The Washington Post

By: Hannah Knowles

October 23, 2019

Many acts of animal cruelty are closer to becoming federal felonies after the House’s unanimous passage Tuesday of the Preventing Animal Cruelty and Torture Act.

If passed by the Senate and enacted, the bill will outlaw purposeful crushing, burning, drowning, suffocation, impalement or other violence causing “serious bodily injury” to animals. Violations could result in a fine as well as up to seven years’ imprisonment.

Advocates say the PACT Act would fill crucial gaps in national law, which only bans animal fighting as well as the making and sharing of videos that show the kind of abuse the PACT Act would criminalize. All states have provisions against animal cruelty, said Kitty Block, president of the Humane Society of the United States, but without a federal ban, it’s hard to prosecute cases that span different jurisdictions or that occur in airports, military bases and other places under federal purview.

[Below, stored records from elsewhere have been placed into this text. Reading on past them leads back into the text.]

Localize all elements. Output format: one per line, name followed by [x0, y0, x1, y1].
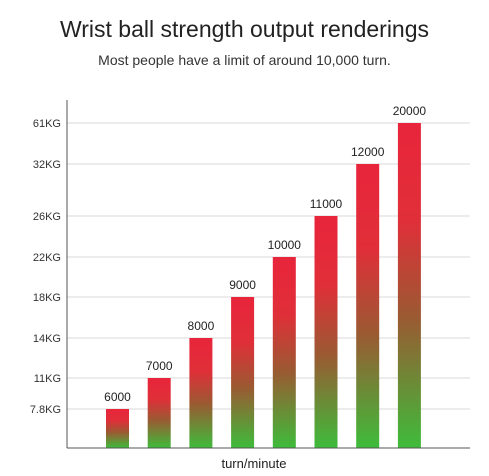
bar-data-label: 20000 [393, 104, 427, 118]
bar [106, 409, 129, 448]
y-tick-label: 32KG [33, 159, 61, 171]
bar-data-label: 7000 [146, 359, 173, 373]
bar-data-label: 6000 [104, 390, 131, 404]
bar [397, 123, 421, 448]
y-tick-label: 14KG [33, 333, 61, 345]
bar-labels: 6000 7000 8000 9000 10000 11000 12000 20000 [104, 104, 426, 404]
bar-data-label: 8000 [188, 319, 215, 333]
bar [147, 378, 171, 448]
bar-data-label: 12000 [351, 145, 385, 159]
chart-title: Wrist ball strength output renderings [59, 16, 430, 42]
y-tick-label: 11KG [34, 373, 61, 385]
y-tick-label: 18KG [33, 292, 61, 304]
x-axis-label: turn/minute [221, 456, 286, 471]
y-axis-ticks: 7.8KG 11KG 14KG 18KG 22KG 26KG 32KG 61KG [30, 118, 61, 416]
y-tick-label: 26KG [33, 211, 61, 223]
bar [189, 338, 213, 448]
bar-data-label: 11000 [310, 197, 343, 211]
bar [231, 297, 255, 448]
chart-subtitle: Most people have a limit of around 10,00… [98, 52, 391, 68]
y-tick-label: 61KG [33, 118, 61, 130]
bars [106, 123, 421, 448]
bar-data-label: 10000 [268, 238, 302, 252]
bar [272, 257, 296, 448]
y-tick-label: 22KG [33, 252, 61, 264]
bar [356, 164, 380, 448]
bar-data-label: 9000 [229, 278, 256, 292]
bar [314, 216, 338, 448]
y-tick-label: 7.8KG [30, 404, 61, 416]
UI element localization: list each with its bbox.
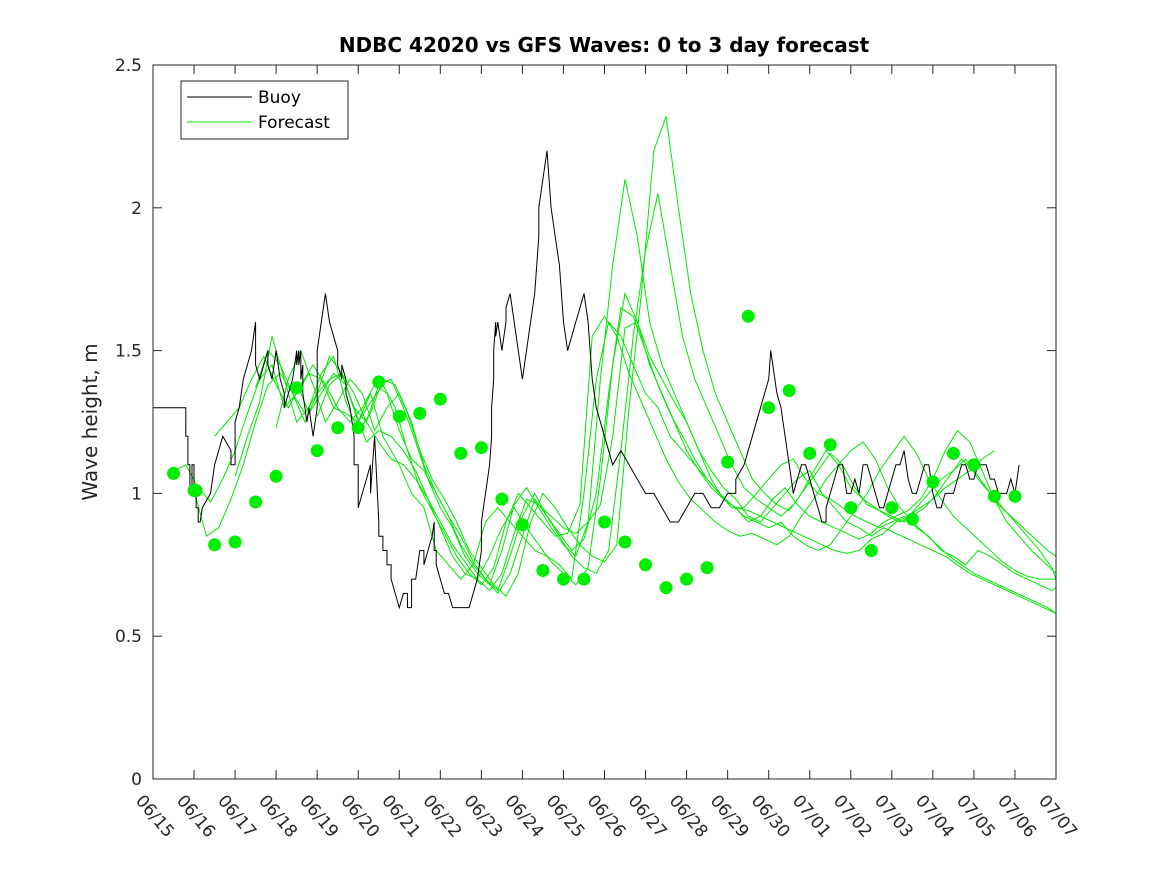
forecast-point: [474, 441, 488, 455]
plot-background: [153, 65, 1056, 779]
forecast-point: [189, 484, 203, 497]
forecast-line-4: [234, 116, 1057, 598]
x-tick-label: 06/19: [295, 791, 342, 841]
forecast-point: [721, 455, 735, 469]
x-tick-label: 06/25: [542, 791, 589, 841]
forecast-point: [454, 446, 468, 460]
forecast-point: [680, 572, 694, 586]
x-tick-label: 06/28: [665, 791, 712, 841]
forecast-line-7: [296, 315, 1057, 614]
forecast-point: [844, 501, 858, 515]
forecast-point: [269, 469, 283, 483]
forecast-point: [987, 489, 1001, 503]
x-tick-label: 06/29: [706, 791, 753, 841]
forecast-point: [536, 564, 550, 577]
buoy-line: [153, 150, 1020, 610]
y-tick-label: 2.5: [115, 56, 142, 76]
x-tick-label: 07/02: [829, 791, 876, 841]
forecast-point: [598, 515, 611, 529]
forecast-point: [864, 544, 878, 557]
x-tick-label: 06/18: [254, 791, 301, 841]
forecast-point: [967, 458, 981, 472]
forecast-point: [885, 501, 899, 515]
y-tick-label: 0.5: [115, 627, 142, 647]
forecast-point: [639, 558, 652, 572]
y-tick-label: 1: [131, 484, 142, 504]
legend-buoy-label: Buoy: [258, 88, 301, 108]
series-layer: [153, 116, 1057, 614]
x-tick-label: 06/20: [336, 791, 383, 841]
forecast-point: [413, 406, 427, 420]
x-tick-label: 06/23: [460, 791, 507, 841]
x-tick-label: 06/21: [377, 791, 424, 841]
forecast-point: [700, 561, 714, 575]
forecast-point: [905, 512, 919, 526]
x-tick-label: 06/15: [131, 791, 178, 841]
forecast-point: [1008, 489, 1022, 503]
y-tick-label: 0: [131, 770, 142, 790]
forecast-line-1: [169, 320, 1057, 592]
x-tick-label: 07/06: [993, 791, 1040, 841]
forecast-point: [659, 581, 673, 595]
forecast-line-2: [193, 291, 1057, 614]
forecast-point: [803, 446, 817, 460]
forecast-point: [557, 572, 570, 586]
legend-forecast-label: Forecast: [258, 113, 330, 133]
forecast-point: [331, 421, 345, 435]
forecast-point: [618, 535, 632, 549]
forecast-point: [515, 518, 529, 532]
legend: Buoy Forecast: [180, 80, 349, 140]
forecast-point: [167, 466, 180, 480]
forecast-point: [762, 401, 776, 415]
forecast-point: [946, 446, 960, 460]
forecast-point: [228, 535, 242, 549]
forecast-point: [310, 444, 324, 458]
forecast-point: [741, 309, 755, 323]
y-axis-label: Wave height, m: [78, 343, 102, 500]
forecast-point: [926, 475, 940, 489]
forecast-point: [495, 492, 509, 506]
legend-box: [180, 80, 349, 140]
forecast-point: [208, 538, 222, 552]
forecast-line-5: [255, 179, 1057, 586]
y-tick-label: 1.5: [115, 342, 142, 362]
forecast-points: [167, 309, 1022, 595]
x-tick-label: 07/04: [911, 791, 958, 841]
forecast-point: [249, 495, 263, 509]
x-tick-label: 06/30: [747, 791, 794, 841]
forecast-point: [433, 392, 447, 406]
forecast-point: [290, 381, 304, 395]
forecast-point: [577, 572, 591, 586]
x-tick-label: 06/26: [583, 791, 630, 841]
forecast-point: [823, 438, 837, 452]
x-tick-label: 06/16: [172, 791, 219, 841]
x-tick-label: 07/05: [952, 791, 999, 841]
x-tick-label: 07/07: [1034, 791, 1081, 841]
x-tick-label: 06/24: [501, 791, 548, 841]
x-tick-label: 06/27: [624, 791, 671, 841]
x-tick-label: 07/03: [870, 791, 917, 841]
forecast-point: [392, 409, 406, 423]
x-tick-label: 06/22: [418, 791, 465, 841]
x-tick-label: 07/01: [788, 791, 835, 841]
chart-title: NDBC 42020 vs GFS Waves: 0 to 3 day fore…: [339, 33, 870, 57]
forecast-point: [351, 421, 365, 435]
y-tick-label: 2: [131, 199, 142, 219]
x-tick-label: 06/17: [213, 791, 260, 841]
forecast-point: [782, 384, 796, 398]
forecast-point: [372, 375, 386, 389]
forecast-line-8: [316, 321, 995, 592]
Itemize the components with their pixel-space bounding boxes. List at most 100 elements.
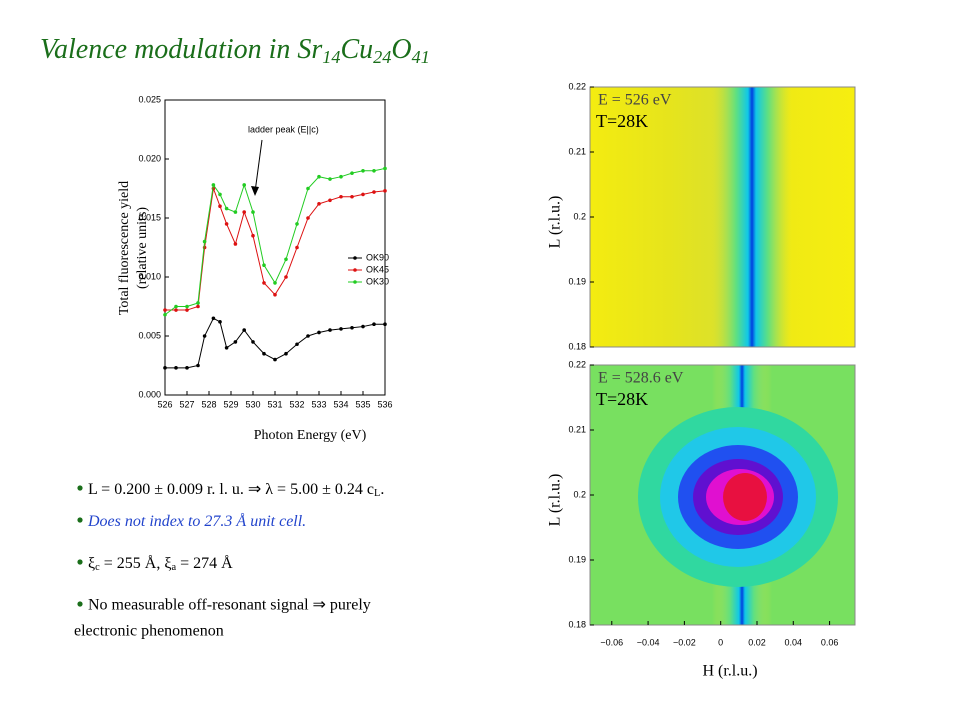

“This really is something that should pass,” Block told The Washington Post. “It’s not controversial. It’s what the American people want.”

Holly Gann, director of federal affairs for the Animal Wellness Foundation, said in a statement that most people “are shocked” that the law is not already on the books.

The bipartisan act, introduced by Reps. Ted Deutch (D-Fla.) and Vern Buchanan (R-Fla.), builds on a 2010 law that targets videos depicting animal cruelty, spurred by disgust over a gruesome genre of “crush” videos often showing small critters stomped under a woman’s shoe.

Block says videos capturing such torture needed to be addressed at the federal level because content shared online transcends state boundaries. But no national law targets the acts behind the films — despite previous congressional efforts with widespread support.

The Senate has passed a companion bill to the PACT Act twice, making supporters optimistic that with the House version passed, the measure can sail into law. Advocates point to opposition from recently retired congressman Bob Goodlatte (R-Va.), a former House Judiciary Committee chairman, as blocking previous attempts to pass the bill in the House. The Post was unable to reach Goodlatte on Wednesday.

The Senate now needs to vote again on its version of the bill, which lists 38 sponsors. Jason Attermann, a spokesman for Deutch, told The Post that PACT Act backers do not anticipate any hang-ups.

“It’s never been the Senate’s fault for this not happening,” he said.

The PACT Act has been cheered not only by animal welfare groups but by many members of law enforcement who want federal tools to — in Deutch’s words — “stop animal abusers who are likely to commit acts of violence against people.” Leaders of groups such as the Fraternal Order of Police and the Major County Sheriffs of America have thrown their weight behind the proposed law.

“And animal lovers everywhere know this is simply the right thing to do,” Deutch said in a statement.

The legislation outlines exemptions for humane euthanasia; slaughter for food; recreational activities such as hunting, trapping and fishing; medical and scientific research; “normal veterinary, agricultural husbandry, or other animal management practice”; and actions that are necessary “to protect the life or property of a person.”